Sessualità non binaria – maschio o femmina? No grazie

di Stefano Eleuteri

Recentemente è molto acceso il dibattito riguardo alla sessualità binaria. Cos’è la sessualità binaria, e quali problemi ha provocato nel corso del tempo?
Quando parliamo di sessualità binaria facciamo riferimento ad un modo di differenziare la sessualità in categorie binarie, per esempio abbiamo l’interpretazione di maschio contro femmina, quella di eterosessuale contro omosessuale e all’interno di queste categorie abbiamo anche la categorizzazione passivo contro attivo.

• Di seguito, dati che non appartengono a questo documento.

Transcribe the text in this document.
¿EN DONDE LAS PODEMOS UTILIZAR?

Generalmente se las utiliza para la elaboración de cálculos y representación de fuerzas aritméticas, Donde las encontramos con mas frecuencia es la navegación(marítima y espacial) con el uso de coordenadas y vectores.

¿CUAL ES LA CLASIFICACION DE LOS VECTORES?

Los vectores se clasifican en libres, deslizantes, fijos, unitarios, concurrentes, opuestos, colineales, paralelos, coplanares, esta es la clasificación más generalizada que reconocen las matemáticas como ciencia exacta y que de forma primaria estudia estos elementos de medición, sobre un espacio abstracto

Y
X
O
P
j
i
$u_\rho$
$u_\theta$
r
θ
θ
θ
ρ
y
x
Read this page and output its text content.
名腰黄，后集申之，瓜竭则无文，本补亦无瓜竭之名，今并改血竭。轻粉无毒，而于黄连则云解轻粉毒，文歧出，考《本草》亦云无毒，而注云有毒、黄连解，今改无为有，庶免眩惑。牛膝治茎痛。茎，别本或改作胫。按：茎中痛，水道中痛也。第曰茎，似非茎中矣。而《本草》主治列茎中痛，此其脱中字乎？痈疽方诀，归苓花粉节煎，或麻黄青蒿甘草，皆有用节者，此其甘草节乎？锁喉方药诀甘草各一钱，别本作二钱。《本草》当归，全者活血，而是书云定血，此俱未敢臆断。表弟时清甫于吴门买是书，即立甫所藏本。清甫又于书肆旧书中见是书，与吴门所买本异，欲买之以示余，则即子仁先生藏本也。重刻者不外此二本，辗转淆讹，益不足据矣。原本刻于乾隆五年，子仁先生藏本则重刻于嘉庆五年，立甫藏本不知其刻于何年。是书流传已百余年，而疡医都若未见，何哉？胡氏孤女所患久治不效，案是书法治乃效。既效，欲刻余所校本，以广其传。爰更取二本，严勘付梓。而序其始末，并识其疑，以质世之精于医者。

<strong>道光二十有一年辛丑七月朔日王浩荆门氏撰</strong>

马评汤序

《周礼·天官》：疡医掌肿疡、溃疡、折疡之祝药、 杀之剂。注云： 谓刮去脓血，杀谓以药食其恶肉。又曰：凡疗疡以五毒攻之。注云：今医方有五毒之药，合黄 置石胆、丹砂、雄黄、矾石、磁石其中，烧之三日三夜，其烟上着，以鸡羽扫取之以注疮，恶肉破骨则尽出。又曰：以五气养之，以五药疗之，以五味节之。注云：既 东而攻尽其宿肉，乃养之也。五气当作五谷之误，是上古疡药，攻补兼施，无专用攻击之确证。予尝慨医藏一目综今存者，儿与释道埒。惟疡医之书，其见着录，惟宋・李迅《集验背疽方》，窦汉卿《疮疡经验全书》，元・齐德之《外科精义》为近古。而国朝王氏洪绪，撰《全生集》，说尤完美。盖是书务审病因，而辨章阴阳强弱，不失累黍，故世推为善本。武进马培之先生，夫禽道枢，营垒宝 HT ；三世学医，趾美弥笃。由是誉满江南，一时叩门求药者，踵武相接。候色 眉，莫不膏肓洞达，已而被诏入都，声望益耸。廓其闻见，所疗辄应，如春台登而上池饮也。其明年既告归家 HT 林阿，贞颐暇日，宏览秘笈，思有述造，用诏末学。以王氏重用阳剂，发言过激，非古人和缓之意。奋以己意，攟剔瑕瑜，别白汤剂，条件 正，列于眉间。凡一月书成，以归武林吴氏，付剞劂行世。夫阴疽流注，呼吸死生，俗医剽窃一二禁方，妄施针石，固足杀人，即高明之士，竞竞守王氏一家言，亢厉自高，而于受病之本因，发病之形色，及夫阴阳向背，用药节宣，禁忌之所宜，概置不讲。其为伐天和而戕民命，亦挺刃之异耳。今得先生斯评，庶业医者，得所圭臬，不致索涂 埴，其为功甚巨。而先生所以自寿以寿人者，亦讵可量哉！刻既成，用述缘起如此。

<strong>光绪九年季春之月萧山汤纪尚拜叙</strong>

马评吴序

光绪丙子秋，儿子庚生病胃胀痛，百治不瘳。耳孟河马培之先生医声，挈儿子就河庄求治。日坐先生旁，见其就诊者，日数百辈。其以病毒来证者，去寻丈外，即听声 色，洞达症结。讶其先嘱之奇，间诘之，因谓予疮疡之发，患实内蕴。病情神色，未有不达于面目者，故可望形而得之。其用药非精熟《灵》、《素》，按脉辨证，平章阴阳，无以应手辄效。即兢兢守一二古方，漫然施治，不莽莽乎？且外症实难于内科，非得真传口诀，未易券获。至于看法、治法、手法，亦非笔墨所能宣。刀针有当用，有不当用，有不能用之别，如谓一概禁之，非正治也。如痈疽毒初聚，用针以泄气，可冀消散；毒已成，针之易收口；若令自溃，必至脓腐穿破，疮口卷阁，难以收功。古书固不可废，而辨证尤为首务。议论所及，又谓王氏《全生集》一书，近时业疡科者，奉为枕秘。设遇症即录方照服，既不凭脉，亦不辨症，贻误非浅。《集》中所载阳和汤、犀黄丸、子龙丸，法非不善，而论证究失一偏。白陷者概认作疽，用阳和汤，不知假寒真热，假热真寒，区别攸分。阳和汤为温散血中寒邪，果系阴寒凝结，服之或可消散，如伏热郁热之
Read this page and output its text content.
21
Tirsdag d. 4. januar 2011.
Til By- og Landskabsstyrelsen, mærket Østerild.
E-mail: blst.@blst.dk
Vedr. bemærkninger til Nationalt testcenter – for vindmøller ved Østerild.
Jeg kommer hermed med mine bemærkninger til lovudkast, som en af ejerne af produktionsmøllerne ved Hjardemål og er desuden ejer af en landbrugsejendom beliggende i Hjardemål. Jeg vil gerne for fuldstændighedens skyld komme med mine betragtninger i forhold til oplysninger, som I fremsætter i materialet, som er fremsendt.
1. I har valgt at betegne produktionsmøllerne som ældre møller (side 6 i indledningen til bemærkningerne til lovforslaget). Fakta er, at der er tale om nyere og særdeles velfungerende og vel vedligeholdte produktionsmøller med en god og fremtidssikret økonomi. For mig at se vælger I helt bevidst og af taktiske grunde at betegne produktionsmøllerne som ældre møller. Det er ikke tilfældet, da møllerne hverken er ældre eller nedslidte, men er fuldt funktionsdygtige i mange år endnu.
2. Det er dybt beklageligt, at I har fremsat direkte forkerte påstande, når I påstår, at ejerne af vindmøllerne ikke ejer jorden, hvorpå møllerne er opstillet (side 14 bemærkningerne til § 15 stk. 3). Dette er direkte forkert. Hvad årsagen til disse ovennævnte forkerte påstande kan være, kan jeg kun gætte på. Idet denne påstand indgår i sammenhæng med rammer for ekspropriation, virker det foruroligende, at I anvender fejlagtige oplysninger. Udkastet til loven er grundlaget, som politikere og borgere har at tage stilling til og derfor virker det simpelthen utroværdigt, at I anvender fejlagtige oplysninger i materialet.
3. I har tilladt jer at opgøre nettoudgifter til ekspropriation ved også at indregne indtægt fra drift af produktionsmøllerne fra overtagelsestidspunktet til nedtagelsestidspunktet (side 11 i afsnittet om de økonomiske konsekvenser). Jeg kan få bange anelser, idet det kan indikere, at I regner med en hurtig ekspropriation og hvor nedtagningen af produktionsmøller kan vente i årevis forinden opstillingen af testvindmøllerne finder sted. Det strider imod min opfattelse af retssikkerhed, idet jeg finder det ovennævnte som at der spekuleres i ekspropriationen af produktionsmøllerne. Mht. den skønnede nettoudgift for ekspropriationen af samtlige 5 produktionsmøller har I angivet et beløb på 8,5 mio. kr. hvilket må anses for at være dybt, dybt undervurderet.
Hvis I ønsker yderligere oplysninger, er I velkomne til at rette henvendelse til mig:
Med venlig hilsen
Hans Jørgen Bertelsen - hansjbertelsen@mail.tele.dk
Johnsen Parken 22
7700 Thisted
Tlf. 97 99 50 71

Queste concettualizzazioni hanno portato alcune problematiche. Per esempio il fatto di vedere la sessualità da un punto di vista binario si è collegata ad una possibilità di vedere la sessualità anche da un punto di vista più gerarchico, nel senso che a livello storico in qualche modo il maschile è visto come superiore al femminile.
Allo stesso tempo e in modo simile l’eterosessualità è storicamente vista come superiore all’omosessualità.

Questo versante da un lato maschilista e etero-normativo ha portato sicuramente ad una problematica rispetto ad una percezione delle minoranze che sono sempre state viste come qualcosa appunto di “minoritario” non solo come categoria, ma anche come dotate di meno valore, mancanti di qualcosa.